- AI implementation will expand enterprise skill sets in some areas and reshape job roles elsewhere, according to a report conducted by Coleman Parkes and commissioned by Dynatrace.
- More than 3 in 5 organizations have already changed job roles and skills they are recruiting for as AI impacts productivity and enterprise operations, according to the survey of 1,300 CIOs, CTOs and other senior technology leaders.
- Nearly 9 in 10 technology leaders expect AI to expand data analytics access to non-tech employees via natural language queries.
Enterprises are heading into the new year with clear goals related to generative AI: limit risks and bring value. Frenzy around the technology has made getting back to basics essential.
“In many cases, people don’t look at the development of AI products and services holistically, so there can be many shortcomings and breakdowns from when a product is implemented to procured, rolled out, training, observation and use,” said Jodi Forlizzi, faculty lead for the Responsible AI initiative at Carnegie Mellon University’s Block Center for Technology and Society. “There’s a lot of places [where] things can break down.”

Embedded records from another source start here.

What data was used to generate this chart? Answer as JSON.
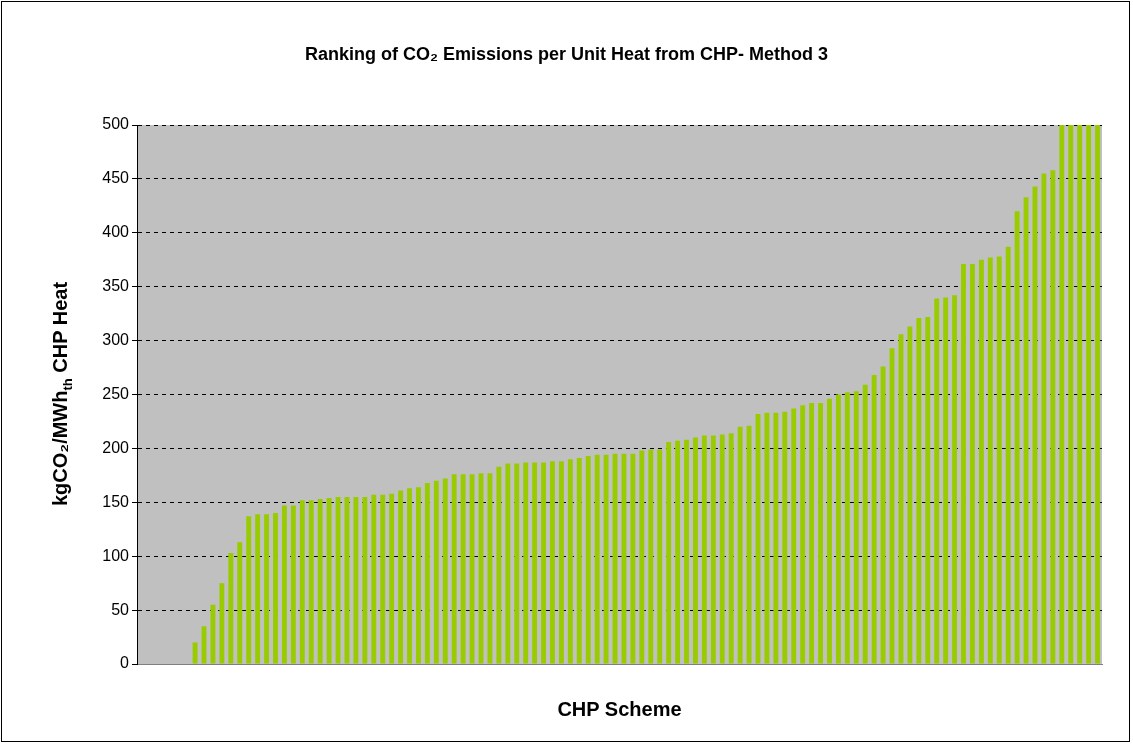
{
  "chart_data": {
    "type": "bar",
    "title": "Ranking of CO₂ Emissions per Unit Heat from CHP- Method 3",
    "xlabel": "CHP Scheme",
    "ylabel": "kgCO₂/MWh$_{th}$ CHP Heat",
    "categories": [
      null,
      null,
      null,
      null,
      null,
      null,
      null,
      null,
      null,
      null,
      null,
      null,
      null,
      null,
      null,
      null,
      null,
      null,
      null,
      null,
      null,
      null,
      null,
      null,
      null,
      null,
      null,
      null,
      null,
      null,
      null,
      null,
      null,
      null,
      null,
      null,
      null,
      null,
      null,
      null,
      null,
      null,
      null,
      null,
      null,
      null,
      null,
      null,
      null,
      null,
      null,
      null,
      null,
      null,
      null,
      null,
      null,
      null,
      null,
      null,
      null,
      null,
      null,
      null,
      null,
      null,
      null,
      null,
      null,
      null,
      null,
      null,
      null,
      null,
      null,
      null,
      null,
      null,
      null,
      null,
      null,
      null,
      null,
      null,
      null,
      null,
      null,
      null,
      null,
      null,
      null,
      null,
      null,
      null,
      null,
      null,
      null,
      null,
      null,
      null,
      null,
      null,
      null,
      null,
      null,
      null,
      null,
      null
    ],
    "values": [
      0,
      0,
      0,
      0,
      0,
      0,
      20,
      35,
      55,
      75,
      103,
      113,
      137,
      139,
      139,
      140,
      147,
      147,
      152,
      152,
      153,
      154,
      155,
      155,
      155,
      155,
      157,
      157,
      158,
      161,
      163,
      164,
      168,
      170,
      172,
      176,
      176,
      176,
      177,
      177,
      183,
      186,
      186,
      187,
      187,
      187,
      188,
      188,
      190,
      191,
      193,
      194,
      194,
      195,
      195,
      195,
      198,
      199,
      199,
      206,
      207,
      208,
      210,
      212,
      212,
      213,
      214,
      220,
      221,
      232,
      233,
      233,
      234,
      237,
      240,
      242,
      242,
      246,
      250,
      252,
      253,
      259,
      268,
      276,
      293,
      306,
      313,
      321,
      322,
      339,
      340,
      342,
      371,
      371,
      375,
      377,
      378,
      387,
      420,
      433,
      443,
      455,
      458,
      500,
      500,
      500,
      500,
      500
    ],
    "color": "#99cc00",
    "ylim": [
      0,
      500
    ],
    "yticks": [
      0,
      50,
      100,
      150,
      200,
      250,
      300,
      350,
      400,
      450,
      500
    ],
    "grid": "y"
  }
}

The onus is on enterprise technology leaders to work toward solutions that prevent mishaps and promote safety. Organizations across industries have identified skilling up and acquiring AI talent as keys to unlocking tangible value for the business and bridging the gap for employees.
Required employee training can allay fears of AI-generated code infringing on intellectual property rights and mitigate other risks technology leaders have identified.
There are concerns that those early in their career, or non-subject matter experts, won’t have the skills to discern when a model is factually incorrect. As AI democratizes analytics, the ability to fact-check outputs will need to expand, too.
Nearly all — 98% — of technology leaders are concerned about generative AI’s susceptibility to unintentional bias, error and misinformation, according to Dynatrace’s research.
“You need strong skeptical skills,” said Amanda Stent, professor and director of Colby College’s Davis Institute for AI. “You need to not trust anything that you read or see or hear. Always verify.”